Tal como o mar, tenho navegado o barco da minha vida por águas de todos os tipos: calmas, turbulentas, muito calmas, muito turbulentas. Por diversas vezes xinguei, esbravejei, reclamei com Deus por ter que passar por essas turbulências. Deus ficava só olhando, não respondia nada. Queria que eu tirasse minhas conclusões sozinho. E concluí que não podemos ter “partes” da Vida. Amar a Vida é igualzinho amar qualquer outra coisa ou pessoa no mundo: devemos amá-la por inteiro, com sua polpa, seu sumo, seu bagaço, sua casca dura.
Eu fui, voltei, fui de novo, balancei. Joguei a rede. Não pesquei nada. Joguei de novo, acabei pescando alguma coisa. Vi que a coisa é assim mesmo. É como pescar. Porque não basta só o peixe estar lá, não adianta apenas jogar a rede. É preciso jogar várias vezes, movimentar, mudar a rede de lugar. Sem contar as turbulências do mar-vida. Um eterno jogo de se manter de pé num barquinho à deriva.
Na semana passada estive passeando em Salvador. Lamentei não ter podido ficar até terça-feira, dia dois de fevereiro, Dia de Yemanjá. A festa tem fama de ser bonita, e toda a cidade se concentra às margens do Rio Vermelho para cantar, saudar e fazer oferendas à Rainha do Mar. Poderia ter desmarcado os compromissos para ficar na festa. Mas algo me dizia que deveria voltar. Atribuía essa necessidade ao senso de responsabilidade, ao trabalho.
Na segunda-feira, perto da hora de ir embora, recebo o telefonema de uma grande amiga, dizendo que seu pai havia falecido. E era por isso que eu deveria voltar. Para levar um pouco do calor de amor de Salvador e das bênçãos de Yemanjá para minha amiga e sua família.
Compreendi que tudo na vida é exatamente desse jeito: começo, meio e fim. Festejei a vida em Salvador, celebrei a morte em São Paulo. E nesses chuvosos dias paulistas, acho que a cidade combina mesmo com a morte. Do mesmo jeito que Yemanjá pode ser a Senhora da Fertilidade, com seu mar sagrado cheio de vida, ela pode ser também a Senhora da Transformação, cujos ciclos de renovação incluem também a morte.
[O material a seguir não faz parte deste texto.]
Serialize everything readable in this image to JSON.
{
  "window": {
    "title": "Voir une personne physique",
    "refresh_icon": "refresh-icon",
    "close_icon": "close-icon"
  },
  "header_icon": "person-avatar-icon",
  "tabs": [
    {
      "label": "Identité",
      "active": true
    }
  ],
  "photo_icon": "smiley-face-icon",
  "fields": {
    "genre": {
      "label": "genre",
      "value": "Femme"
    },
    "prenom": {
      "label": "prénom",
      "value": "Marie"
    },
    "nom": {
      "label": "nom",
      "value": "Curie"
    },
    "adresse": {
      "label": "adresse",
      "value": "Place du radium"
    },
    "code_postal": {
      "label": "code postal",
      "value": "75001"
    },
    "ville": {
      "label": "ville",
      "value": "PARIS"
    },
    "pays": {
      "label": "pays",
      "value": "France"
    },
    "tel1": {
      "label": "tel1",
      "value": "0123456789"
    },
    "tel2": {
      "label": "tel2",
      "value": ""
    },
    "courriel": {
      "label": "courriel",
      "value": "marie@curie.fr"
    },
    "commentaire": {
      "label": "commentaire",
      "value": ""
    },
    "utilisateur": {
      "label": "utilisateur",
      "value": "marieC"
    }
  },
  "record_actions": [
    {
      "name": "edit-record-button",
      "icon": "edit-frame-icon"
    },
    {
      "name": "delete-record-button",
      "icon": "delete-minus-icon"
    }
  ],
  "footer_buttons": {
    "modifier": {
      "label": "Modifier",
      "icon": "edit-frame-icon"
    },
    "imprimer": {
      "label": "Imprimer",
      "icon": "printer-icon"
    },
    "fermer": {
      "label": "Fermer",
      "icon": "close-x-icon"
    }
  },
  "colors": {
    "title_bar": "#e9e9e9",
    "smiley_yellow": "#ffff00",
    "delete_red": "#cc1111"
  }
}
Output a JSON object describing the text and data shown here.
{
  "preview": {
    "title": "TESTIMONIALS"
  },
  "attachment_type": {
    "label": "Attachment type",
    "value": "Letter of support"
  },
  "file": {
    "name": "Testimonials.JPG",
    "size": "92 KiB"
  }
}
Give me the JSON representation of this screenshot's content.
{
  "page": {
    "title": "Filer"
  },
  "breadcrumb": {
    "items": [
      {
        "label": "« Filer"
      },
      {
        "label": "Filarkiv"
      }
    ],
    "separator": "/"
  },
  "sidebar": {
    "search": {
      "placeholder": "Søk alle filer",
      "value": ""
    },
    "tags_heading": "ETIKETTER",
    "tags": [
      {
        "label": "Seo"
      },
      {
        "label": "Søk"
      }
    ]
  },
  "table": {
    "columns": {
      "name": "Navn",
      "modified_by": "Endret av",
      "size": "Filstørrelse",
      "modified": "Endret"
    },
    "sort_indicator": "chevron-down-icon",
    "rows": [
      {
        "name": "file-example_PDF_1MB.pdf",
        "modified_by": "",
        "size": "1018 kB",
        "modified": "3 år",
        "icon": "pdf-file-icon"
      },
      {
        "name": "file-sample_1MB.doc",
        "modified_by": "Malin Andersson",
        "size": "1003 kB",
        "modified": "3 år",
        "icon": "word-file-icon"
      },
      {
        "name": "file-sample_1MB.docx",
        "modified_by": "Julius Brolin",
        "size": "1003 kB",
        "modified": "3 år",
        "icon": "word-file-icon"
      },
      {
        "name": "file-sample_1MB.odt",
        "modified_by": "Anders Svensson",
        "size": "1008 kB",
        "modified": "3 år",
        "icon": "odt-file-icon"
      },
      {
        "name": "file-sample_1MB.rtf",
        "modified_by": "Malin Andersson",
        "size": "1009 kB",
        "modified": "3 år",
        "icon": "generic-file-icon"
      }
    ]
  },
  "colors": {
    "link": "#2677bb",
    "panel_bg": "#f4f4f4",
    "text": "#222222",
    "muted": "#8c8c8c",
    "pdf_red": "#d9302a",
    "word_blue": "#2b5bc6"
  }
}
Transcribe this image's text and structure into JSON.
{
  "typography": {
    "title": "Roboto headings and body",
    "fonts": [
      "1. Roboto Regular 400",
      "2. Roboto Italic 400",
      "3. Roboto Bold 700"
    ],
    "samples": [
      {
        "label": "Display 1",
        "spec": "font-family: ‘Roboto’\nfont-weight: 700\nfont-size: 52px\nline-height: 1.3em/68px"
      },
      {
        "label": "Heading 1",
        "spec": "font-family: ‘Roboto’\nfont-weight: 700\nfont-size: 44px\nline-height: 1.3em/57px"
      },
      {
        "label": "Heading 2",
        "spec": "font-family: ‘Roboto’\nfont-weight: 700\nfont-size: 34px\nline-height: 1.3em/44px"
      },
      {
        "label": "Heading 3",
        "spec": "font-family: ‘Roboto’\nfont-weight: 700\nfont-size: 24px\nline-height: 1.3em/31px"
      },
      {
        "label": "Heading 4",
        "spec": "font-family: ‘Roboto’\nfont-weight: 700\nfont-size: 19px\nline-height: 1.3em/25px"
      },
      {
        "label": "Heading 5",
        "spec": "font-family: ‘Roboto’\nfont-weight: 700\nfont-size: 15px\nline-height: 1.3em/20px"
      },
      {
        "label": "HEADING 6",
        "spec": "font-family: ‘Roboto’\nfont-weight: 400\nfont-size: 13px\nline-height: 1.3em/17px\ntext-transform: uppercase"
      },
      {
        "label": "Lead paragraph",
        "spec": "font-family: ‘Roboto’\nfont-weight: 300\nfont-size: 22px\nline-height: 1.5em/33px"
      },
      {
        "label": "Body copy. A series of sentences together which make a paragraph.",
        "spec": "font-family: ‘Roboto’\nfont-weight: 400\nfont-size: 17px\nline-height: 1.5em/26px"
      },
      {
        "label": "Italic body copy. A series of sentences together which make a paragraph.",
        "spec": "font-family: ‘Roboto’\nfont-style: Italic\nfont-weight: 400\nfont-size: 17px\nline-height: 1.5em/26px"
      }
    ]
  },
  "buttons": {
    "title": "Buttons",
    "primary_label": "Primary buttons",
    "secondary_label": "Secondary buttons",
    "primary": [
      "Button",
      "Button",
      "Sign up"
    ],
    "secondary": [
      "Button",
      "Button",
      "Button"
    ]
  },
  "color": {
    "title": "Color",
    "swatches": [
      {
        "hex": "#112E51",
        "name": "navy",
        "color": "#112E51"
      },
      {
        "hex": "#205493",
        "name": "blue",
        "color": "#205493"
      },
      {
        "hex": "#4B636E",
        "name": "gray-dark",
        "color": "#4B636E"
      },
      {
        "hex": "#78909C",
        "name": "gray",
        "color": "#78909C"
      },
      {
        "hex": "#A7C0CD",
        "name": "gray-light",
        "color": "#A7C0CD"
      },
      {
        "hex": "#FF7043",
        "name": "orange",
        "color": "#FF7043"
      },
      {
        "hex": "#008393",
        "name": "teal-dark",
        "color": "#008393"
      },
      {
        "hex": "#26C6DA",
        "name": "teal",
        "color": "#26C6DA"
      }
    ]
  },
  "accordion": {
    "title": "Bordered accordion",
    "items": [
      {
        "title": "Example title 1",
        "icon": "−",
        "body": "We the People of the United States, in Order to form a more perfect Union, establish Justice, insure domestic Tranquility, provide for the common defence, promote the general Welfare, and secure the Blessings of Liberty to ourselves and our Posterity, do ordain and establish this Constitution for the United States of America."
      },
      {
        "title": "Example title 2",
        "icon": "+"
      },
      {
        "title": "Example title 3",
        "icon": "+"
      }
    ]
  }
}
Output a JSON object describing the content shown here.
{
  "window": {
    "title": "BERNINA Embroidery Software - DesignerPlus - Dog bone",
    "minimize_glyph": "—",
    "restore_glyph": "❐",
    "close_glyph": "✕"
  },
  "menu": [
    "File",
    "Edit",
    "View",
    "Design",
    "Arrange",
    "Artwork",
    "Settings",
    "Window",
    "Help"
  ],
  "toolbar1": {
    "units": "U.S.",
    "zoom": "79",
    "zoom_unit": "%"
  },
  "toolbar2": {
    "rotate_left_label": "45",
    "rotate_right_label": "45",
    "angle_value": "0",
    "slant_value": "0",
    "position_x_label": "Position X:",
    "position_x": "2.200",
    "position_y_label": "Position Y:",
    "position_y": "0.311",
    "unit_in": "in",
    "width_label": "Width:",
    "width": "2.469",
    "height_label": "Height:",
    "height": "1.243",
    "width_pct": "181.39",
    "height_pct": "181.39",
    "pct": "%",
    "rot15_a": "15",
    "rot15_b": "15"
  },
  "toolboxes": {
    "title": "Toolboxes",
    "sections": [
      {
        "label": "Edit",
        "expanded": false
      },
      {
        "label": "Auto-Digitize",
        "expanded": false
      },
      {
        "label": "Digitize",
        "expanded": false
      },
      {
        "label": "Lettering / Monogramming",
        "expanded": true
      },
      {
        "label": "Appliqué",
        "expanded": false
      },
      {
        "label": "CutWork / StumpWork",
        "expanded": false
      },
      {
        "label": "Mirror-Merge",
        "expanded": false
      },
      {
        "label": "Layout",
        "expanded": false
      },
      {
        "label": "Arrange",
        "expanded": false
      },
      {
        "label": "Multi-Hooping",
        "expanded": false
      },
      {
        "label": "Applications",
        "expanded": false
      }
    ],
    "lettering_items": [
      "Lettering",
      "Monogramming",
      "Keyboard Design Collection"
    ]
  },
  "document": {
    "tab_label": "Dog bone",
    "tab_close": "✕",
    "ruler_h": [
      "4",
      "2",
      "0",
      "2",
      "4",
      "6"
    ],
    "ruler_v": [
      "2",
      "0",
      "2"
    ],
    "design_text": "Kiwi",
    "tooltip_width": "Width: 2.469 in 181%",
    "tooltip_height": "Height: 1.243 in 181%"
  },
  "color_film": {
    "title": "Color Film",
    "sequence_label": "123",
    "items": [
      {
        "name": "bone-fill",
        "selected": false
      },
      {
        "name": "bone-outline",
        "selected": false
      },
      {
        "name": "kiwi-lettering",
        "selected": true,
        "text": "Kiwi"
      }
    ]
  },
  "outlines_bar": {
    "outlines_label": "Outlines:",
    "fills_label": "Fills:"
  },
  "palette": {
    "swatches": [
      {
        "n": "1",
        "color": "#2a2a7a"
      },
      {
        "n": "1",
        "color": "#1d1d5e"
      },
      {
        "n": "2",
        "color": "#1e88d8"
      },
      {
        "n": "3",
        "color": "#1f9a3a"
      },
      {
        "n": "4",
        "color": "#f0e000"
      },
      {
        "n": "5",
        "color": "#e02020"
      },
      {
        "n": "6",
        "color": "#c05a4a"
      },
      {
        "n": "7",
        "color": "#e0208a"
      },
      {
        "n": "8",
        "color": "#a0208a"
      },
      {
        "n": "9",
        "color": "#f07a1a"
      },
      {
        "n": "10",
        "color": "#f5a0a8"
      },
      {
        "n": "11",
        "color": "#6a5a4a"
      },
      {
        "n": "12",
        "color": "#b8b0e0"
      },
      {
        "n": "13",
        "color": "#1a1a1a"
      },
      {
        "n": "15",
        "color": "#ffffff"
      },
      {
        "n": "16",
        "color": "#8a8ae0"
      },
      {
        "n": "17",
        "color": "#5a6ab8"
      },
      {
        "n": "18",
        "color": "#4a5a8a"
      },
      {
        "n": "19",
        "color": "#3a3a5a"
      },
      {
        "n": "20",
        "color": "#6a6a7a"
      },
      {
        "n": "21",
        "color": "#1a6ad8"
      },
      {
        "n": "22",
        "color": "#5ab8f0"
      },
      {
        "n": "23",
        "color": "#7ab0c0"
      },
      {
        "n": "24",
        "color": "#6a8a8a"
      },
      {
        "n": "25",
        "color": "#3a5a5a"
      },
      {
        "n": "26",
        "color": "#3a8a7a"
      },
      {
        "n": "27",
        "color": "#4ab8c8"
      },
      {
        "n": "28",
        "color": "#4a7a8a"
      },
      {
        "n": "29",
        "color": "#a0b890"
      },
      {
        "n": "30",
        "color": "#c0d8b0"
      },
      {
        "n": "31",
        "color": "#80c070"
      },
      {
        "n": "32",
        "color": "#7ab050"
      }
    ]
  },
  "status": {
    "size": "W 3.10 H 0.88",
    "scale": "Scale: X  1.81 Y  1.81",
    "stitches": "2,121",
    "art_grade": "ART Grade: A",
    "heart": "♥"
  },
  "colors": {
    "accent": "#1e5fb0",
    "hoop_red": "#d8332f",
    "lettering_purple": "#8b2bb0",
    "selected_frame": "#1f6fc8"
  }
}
E assim Yemanjá tem permanecido na minha cabeça esses dias. Antes de partir de Salvador fui reverenciá-la à beira-mar. Dizer a ela o quanto agradeço por estar vivo, o quanto é bom conseguir resolver os problemas, como era bom estar em Salvador dizendo aquilo tudo para ela. Depois fui até a “casinha” dela, construída por pescadores, cheia de oferendas para abrandar a sua ira e seu descontentamento com o instinto destrutivo do homem. Deixei lá umas flores, uns desejos, uns sonhos e um pedaço do meu coração para que possa voltar sempre a Salvador para me sentir inteiro.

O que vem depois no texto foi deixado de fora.